Imam Kowor sejak kecil rajin mengaji dan suka belajar, maka tidak mengherankan jika Imam selalu menjadi juara kelas. Tetapi kondisi orang tua yang hanya sebagai buruh tani di daerah gersang di pesisir selatan, membuat Imam tidak memiliki kesempatan meneruskan belajar sampai ke aliyah. Selepas tsanawiyah, Imam meninggalkan kampung ikut merantau bersama teman-temannya ke Malaysia. Santi masih beruntung dapat menamatkan aliyah, meski dengan terseok-seok menyelesaikan sekolahnya di kota kecamatan, Kaliawir. Pada tahun-tahun pertamanya, Imam masih mengirimkan uang yang meringankan beban kebutuhan orang tua dan membantu biaya pendidikan adik perempuannya. Tetapi menginjak tahun ke empat dan selanjutnya, Imam sudah tidak mengirim uang. Kabarnya pun berangsur-angsur hilang.
Dua bulan setelah kelulusan, Santi meninggalkan rumah. Tangis orang tuanya seperti mata air yang keluar dari balik kelopak mata yang berkerut. Santi mencium tangan kedua orang tuanya setelah memeluk mereka cukup lama. Sudah tidak ada pilihan baginya, sekarang atau tidak sama sekali. Dari Terminal Jogoroto, Santi mengambil bus jurusan Kediri kemudian mencari bus rute Yogyakarta Surabaya. Bus dari arah Surabaya berhenti dan membawa Santi ke arah barat. Siang itu udara terasa panas. Menjelang malam Santi tiba di Terminal Giwangan, Yogyakarta. Santi tidak salah jurusan. Tujuannya memang ke Yogyakarta, bukan ke Surabaya.
***
Langit Yogyakarta sedang menggantung mendung, menyemburatkan kilat dan anak angin, menerjang tirai di Wisma Barbara. Bayang-bayang menara provider seluler nampak samar menghitam, menusuk langit malam.
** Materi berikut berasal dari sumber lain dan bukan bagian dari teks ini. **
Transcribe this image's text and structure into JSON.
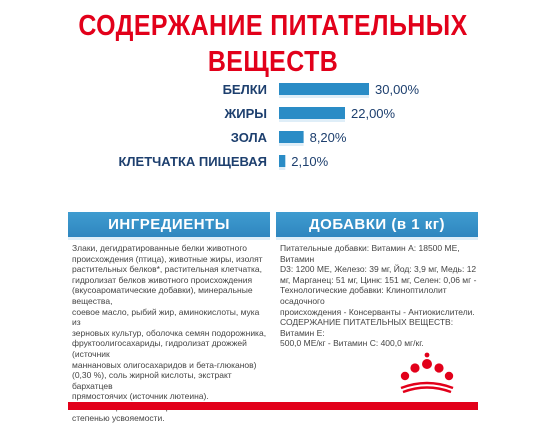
{
  "title": {
    "line1": "СОДЕРЖАНИЕ ПИТАТЕЛЬНЫХ",
    "line2": "ВЕЩЕСТВ"
  },
  "chart_data": {
    "type": "bar",
    "orientation": "horizontal",
    "categories": [
      "БЕЛКИ",
      "ЖИРЫ",
      "ЗОЛА",
      "КЛЕТЧАТКА ПИЩЕВАЯ"
    ],
    "values": [
      30.0,
      22.0,
      8.2,
      2.1
    ],
    "value_labels": [
      "30,00%",
      "22,00%",
      "8,20%",
      "2,10%"
    ],
    "unit": "%",
    "xlim": [
      0,
      30
    ],
    "grid": false,
    "bar_color": "#2a8cc6",
    "bar_shadow_color": "#dfeef8"
  },
  "sections": {
    "ingredients": {
      "header": "ИНГРЕДИЕНТЫ",
      "text": "Злаки, дегидратированные белки животного\nпроисхождения (птица), животные жиры, изолят\nрастительных белков*, растительная клетчатка,\nгидролизат белков животного происхождения\n(вкусоароматические добавки), минеральные вещества,\nсоевое масло, рыбий жир, аминокислоты, мука из\nзерновых культур, оболочка семян подорожника,\nфруктоолигосахариды, гидролизат дрожжей (источник\nманнановых олигосахаридов и бета-глюканов)\n(0,30 %), соль жирной кислоты, экстракт бархатцев\nпрямостоячих (источник лютеина).\n*L.I.P.: специально отобранные белки с высокой\nстепенью усвояемости."
    },
    "additives": {
      "header": "ДОБАВКИ (в 1 кг)",
      "text": "Питательные добавки: Витамин А: 18500 МЕ, Витамин\nD3: 1200 МЕ, Железо: 39 мг, Йод: 3,9 мг, Медь: 12\nмг, Марганец: 51 мг, Цинк: 151 мг, Селен: 0,06 мг -\nТехнологические добавки: Клиноптилолит осадочного\nпроисхождения - Консерванты - Антиокислители.\nСОДЕРЖАНИЕ ПИТАТЕЛЬНЫХ ВЕЩЕСТВ: Витамин Е:\n500,0 МЕ/кг - Витамин С: 400,0 мг/кг."
    }
  },
  "colors": {
    "title": "#e2001a",
    "header_bg": "#2f86bf",
    "logo": "#e2001a"
  },
  "logo": {
    "icon": "royal-canin-crown-icon"
  }
}
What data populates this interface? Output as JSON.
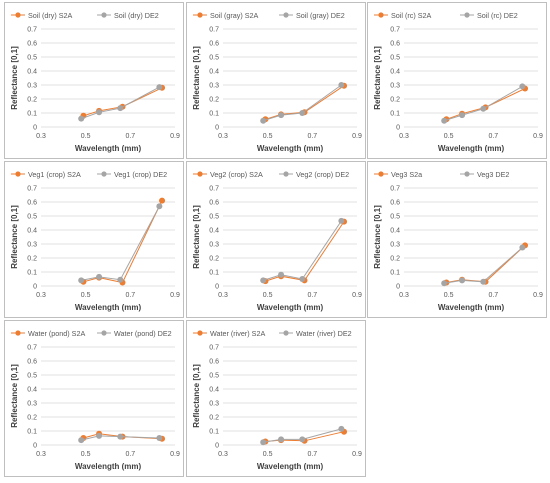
{
  "colors": {
    "s2a": "#ed7d31",
    "de2": "#a5a5a5",
    "grid": "#d9d9d9",
    "text": "#595959"
  },
  "chart_data": [
    {
      "type": "line",
      "xlabel": "Wavelength (mm)",
      "ylabel": "Reflectance [0,1]",
      "xlim": [
        0.3,
        0.9
      ],
      "ylim": [
        0,
        0.7
      ],
      "xticks": [
        "0.3",
        "0.5",
        "0.7",
        "0.9"
      ],
      "yticks": [
        "0",
        "0.1",
        "0.2",
        "0.3",
        "0.4",
        "0.5",
        "0.6",
        "0.7"
      ],
      "series": [
        {
          "name": "Soil (dry) S2A",
          "x": [
            0.49,
            0.56,
            0.665,
            0.842
          ],
          "y": [
            0.08,
            0.115,
            0.145,
            0.28
          ]
        },
        {
          "name": "Soil (dry) DE2",
          "x": [
            0.48,
            0.56,
            0.655,
            0.83
          ],
          "y": [
            0.06,
            0.105,
            0.135,
            0.285
          ]
        }
      ]
    },
    {
      "type": "line",
      "xlabel": "Wavelength (mm)",
      "ylabel": "Reflectance [0,1]",
      "xlim": [
        0.3,
        0.9
      ],
      "ylim": [
        0,
        0.7
      ],
      "xticks": [
        "0.3",
        "0.5",
        "0.7",
        "0.9"
      ],
      "yticks": [
        "0",
        "0.1",
        "0.2",
        "0.3",
        "0.4",
        "0.5",
        "0.6",
        "0.7"
      ],
      "series": [
        {
          "name": "Soil (gray) S2A",
          "x": [
            0.49,
            0.56,
            0.665,
            0.842
          ],
          "y": [
            0.055,
            0.09,
            0.105,
            0.295
          ]
        },
        {
          "name": "Soil (gray) DE2",
          "x": [
            0.48,
            0.56,
            0.655,
            0.83
          ],
          "y": [
            0.045,
            0.085,
            0.1,
            0.3
          ]
        }
      ]
    },
    {
      "type": "line",
      "xlabel": "Wavelength (mm)",
      "ylabel": "Reflectance [0,1]",
      "xlim": [
        0.3,
        0.9
      ],
      "ylim": [
        0,
        0.7
      ],
      "xticks": [
        "0.3",
        "0.5",
        "0.7",
        "0.9"
      ],
      "yticks": [
        "0",
        "0.1",
        "0.2",
        "0.3",
        "0.4",
        "0.5",
        "0.6",
        "0.7"
      ],
      "series": [
        {
          "name": "Soil (rc) S2A",
          "x": [
            0.49,
            0.56,
            0.665,
            0.842
          ],
          "y": [
            0.055,
            0.095,
            0.14,
            0.275
          ]
        },
        {
          "name": "Soil (rc) DE2",
          "x": [
            0.48,
            0.56,
            0.655,
            0.83
          ],
          "y": [
            0.045,
            0.085,
            0.13,
            0.29
          ]
        }
      ]
    },
    {
      "type": "line",
      "xlabel": "Wavelength (mm)",
      "ylabel": "Reflectance [0,1]",
      "xlim": [
        0.3,
        0.9
      ],
      "ylim": [
        0,
        0.7
      ],
      "xticks": [
        "0.3",
        "0.5",
        "0.7",
        "0.9"
      ],
      "yticks": [
        "0",
        "0.1",
        "0.2",
        "0.3",
        "0.4",
        "0.5",
        "0.6",
        "0.7"
      ],
      "series": [
        {
          "name": "Veg1 (crop) S2A",
          "x": [
            0.49,
            0.56,
            0.665,
            0.842
          ],
          "y": [
            0.03,
            0.06,
            0.025,
            0.61
          ]
        },
        {
          "name": "Veg1 (crop) DE2",
          "x": [
            0.48,
            0.56,
            0.655,
            0.83
          ],
          "y": [
            0.04,
            0.065,
            0.045,
            0.57
          ]
        }
      ]
    },
    {
      "type": "line",
      "xlabel": "Wavelength (mm)",
      "ylabel": "Reflectance [0,1]",
      "xlim": [
        0.3,
        0.9
      ],
      "ylim": [
        0,
        0.7
      ],
      "xticks": [
        "0.3",
        "0.5",
        "0.7",
        "0.9"
      ],
      "yticks": [
        "0",
        "0.1",
        "0.2",
        "0.3",
        "0.4",
        "0.5",
        "0.6",
        "0.7"
      ],
      "series": [
        {
          "name": "Veg2 (crop) S2A",
          "x": [
            0.49,
            0.56,
            0.665,
            0.842
          ],
          "y": [
            0.035,
            0.07,
            0.04,
            0.46
          ]
        },
        {
          "name": "Veg2 (crop) DE2",
          "x": [
            0.48,
            0.56,
            0.655,
            0.83
          ],
          "y": [
            0.04,
            0.08,
            0.05,
            0.465
          ]
        }
      ]
    },
    {
      "type": "line",
      "xlabel": "Wavelength (mm)",
      "ylabel": "Reflectance [0,1]",
      "xlim": [
        0.3,
        0.9
      ],
      "ylim": [
        0,
        0.7
      ],
      "xticks": [
        "0.3",
        "0.5",
        "0.7",
        "0.9"
      ],
      "yticks": [
        "0",
        "0.1",
        "0.2",
        "0.3",
        "0.4",
        "0.5",
        "0.6",
        "0.7"
      ],
      "series": [
        {
          "name": "Veg3 S2a",
          "x": [
            0.49,
            0.56,
            0.665,
            0.842
          ],
          "y": [
            0.025,
            0.045,
            0.03,
            0.29
          ]
        },
        {
          "name": "Veg3 DE2",
          "x": [
            0.48,
            0.56,
            0.655,
            0.83
          ],
          "y": [
            0.02,
            0.04,
            0.03,
            0.275
          ]
        }
      ]
    },
    {
      "type": "line",
      "xlabel": "Wavelength (mm)",
      "ylabel": "Reflectance [0,1]",
      "xlim": [
        0.3,
        0.9
      ],
      "ylim": [
        0,
        0.7
      ],
      "xticks": [
        "0.3",
        "0.5",
        "0.7",
        "0.9"
      ],
      "yticks": [
        "0",
        "0.1",
        "0.2",
        "0.3",
        "0.4",
        "0.5",
        "0.6",
        "0.7"
      ],
      "series": [
        {
          "name": "Water (pond) S2A",
          "x": [
            0.49,
            0.56,
            0.665,
            0.842
          ],
          "y": [
            0.05,
            0.08,
            0.06,
            0.045
          ]
        },
        {
          "name": "Water (pond) DE2",
          "x": [
            0.48,
            0.56,
            0.655,
            0.83
          ],
          "y": [
            0.035,
            0.065,
            0.06,
            0.05
          ]
        }
      ]
    },
    {
      "type": "line",
      "xlabel": "Wavelength (mm)",
      "ylabel": "Reflectance [0,1]",
      "xlim": [
        0.3,
        0.9
      ],
      "ylim": [
        0,
        0.7
      ],
      "xticks": [
        "0.3",
        "0.5",
        "0.7",
        "0.9"
      ],
      "yticks": [
        "0",
        "0.1",
        "0.2",
        "0.3",
        "0.4",
        "0.5",
        "0.6",
        "0.7"
      ],
      "series": [
        {
          "name": "Water (river) S2A",
          "x": [
            0.49,
            0.56,
            0.665,
            0.842
          ],
          "y": [
            0.025,
            0.035,
            0.03,
            0.095
          ]
        },
        {
          "name": "Water (river) DE2",
          "x": [
            0.48,
            0.56,
            0.655,
            0.83
          ],
          "y": [
            0.02,
            0.04,
            0.04,
            0.115
          ]
        }
      ]
    }
  ]
}
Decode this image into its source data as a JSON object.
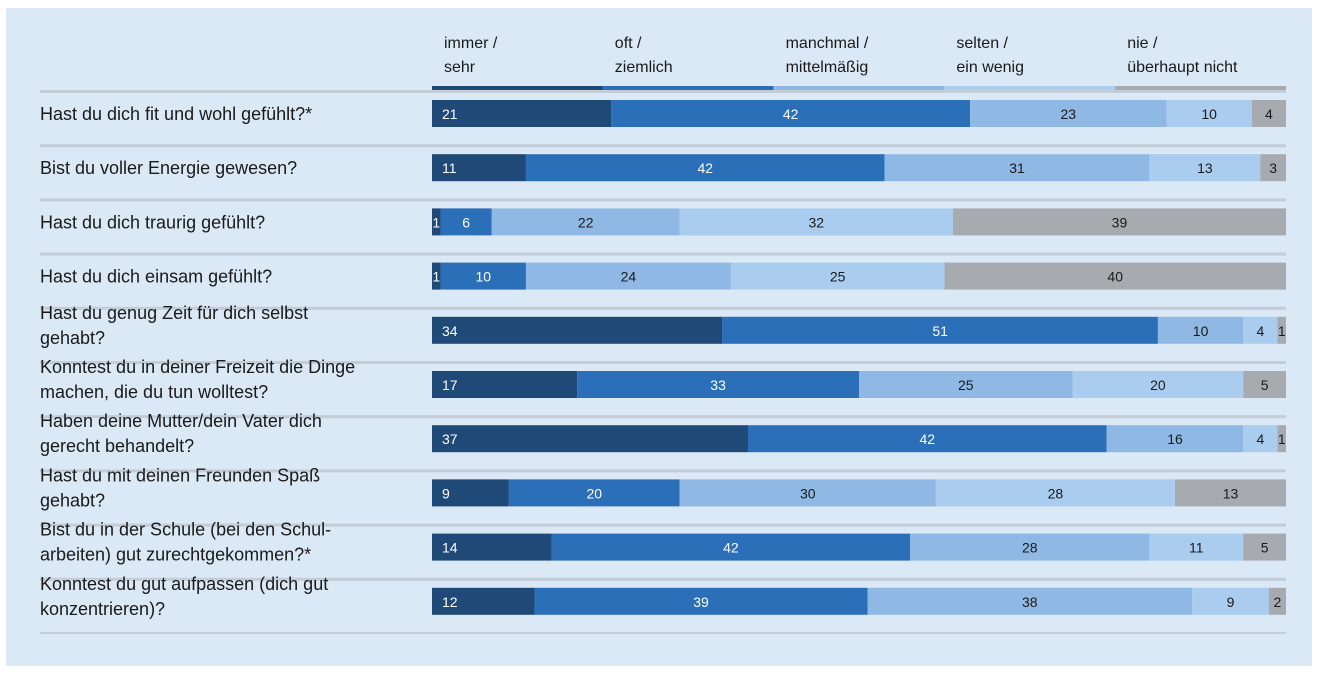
{
  "chart_data": {
    "type": "bar",
    "stacked": true,
    "orientation": "horizontal",
    "unit": "percent",
    "xlim": [
      0,
      100
    ],
    "legend_position": "top",
    "grid": false,
    "legend": [
      {
        "line1": "immer /",
        "line2": "sehr",
        "color": "#1f4a78"
      },
      {
        "line1": "oft /",
        "line2": "ziemlich",
        "color": "#2a6fb8"
      },
      {
        "line1": "manchmal /",
        "line2": "mittelmäßig",
        "color": "#8fb9e4"
      },
      {
        "line1": "selten /",
        "line2": "ein wenig",
        "color": "#aacdef"
      },
      {
        "line1": "nie /",
        "line2": "überhaupt nicht",
        "color": "#a7abb0"
      }
    ],
    "questions": [
      {
        "lines": [
          "Hast du dich fit und wohl gefühlt?*"
        ],
        "values": [
          21,
          42,
          23,
          10,
          4
        ]
      },
      {
        "lines": [
          "Bist du voller Energie gewesen?"
        ],
        "values": [
          11,
          42,
          31,
          13,
          3
        ]
      },
      {
        "lines": [
          "Hast du dich traurig gefühlt?"
        ],
        "values": [
          1,
          6,
          22,
          32,
          39
        ]
      },
      {
        "lines": [
          "Hast du dich einsam gefühlt?"
        ],
        "values": [
          1,
          10,
          24,
          25,
          40
        ]
      },
      {
        "lines": [
          "Hast du genug Zeit für dich selbst",
          "gehabt?"
        ],
        "values": [
          34,
          51,
          10,
          4,
          1
        ]
      },
      {
        "lines": [
          "Konntest du in deiner Freizeit die Dinge",
          "machen, die du tun wolltest?"
        ],
        "values": [
          17,
          33,
          25,
          20,
          5
        ]
      },
      {
        "lines": [
          "Haben deine Mutter/dein Vater dich",
          "gerecht behandelt?"
        ],
        "values": [
          37,
          42,
          16,
          4,
          1
        ]
      },
      {
        "lines": [
          "Hast du mit deinen Freunden Spaß",
          "gehabt?"
        ],
        "values": [
          9,
          20,
          30,
          28,
          13
        ]
      },
      {
        "lines": [
          "Bist du in der Schule (bei den Schul-",
          "arbeiten) gut zurechtgekommen?*"
        ],
        "values": [
          14,
          42,
          28,
          11,
          5
        ]
      },
      {
        "lines": [
          "Konntest du gut aufpassen (dich gut",
          "konzentrieren)?"
        ],
        "values": [
          12,
          39,
          38,
          9,
          2
        ]
      }
    ]
  }
}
Sementara tidak ada kesunyian yang bergerak di atas meja dihamparkan wajah kota. Santi sudah menghilangkan pertanyaan tentang warna apa ia akan dibangkitkan dari tulang ekornya. Sementara bumi berubah sejak ribuan juta tahun lalu, benua menyatu dan memisah, lautan menyempit dan juga meluas. Bukan pula sebuah lukisan dengan warna tunggal pula. Tampakan dan realitas menjadi sebuah catatan kecil dari tahun-tahun yang digulung sisa-sisa kenangan Santi pada pertengahan tahun pertama beradu dengan nafas kota Yogyakarta.
Ketika pagi mengubah jalanan yang lengang di depan Wisma Barbara menjadi lalu-lalang, Santi mengayuh sepeda sendiri. Santi masuk lebih dalam ke jalan yang di bilah kanan -kirinya padat berjajar etalase yang tertutup rollingdoor. Di sebuah gang di antara bangunan-bangunan dengan wajah alumunium itu, Santi berhenti di depan warung makan. Sepi. Meja-meja belum ada yang menunggu. Dua buah lampion merah menggantung di tengah ruangan. Santi mematung di tepi meja, tidak terlihat penjualnya. Santi ingin menghangatkan badan dengan secangkir kopi sebelum mengisi perutnya dengan nasi. Mungkin kedai itu belum ingin menerima pembeli, Santi melangkah pergi. Belum berselang langkah, seorang perempuan muncul dari balik tirai kerang, menanyakan sesuatu ke Santi. Rambutnya, yang jika dibiarkan berderai, sebahu tak kurang, dikepang ke belakang. Handuk putih menempel di pundaknya, tubuhnya yang padat berisi memakai kaos warna putih yang mulai keruh.
“Mulai hari ini aku tidak jualan lagi San,” kata perempuan pemilik warung.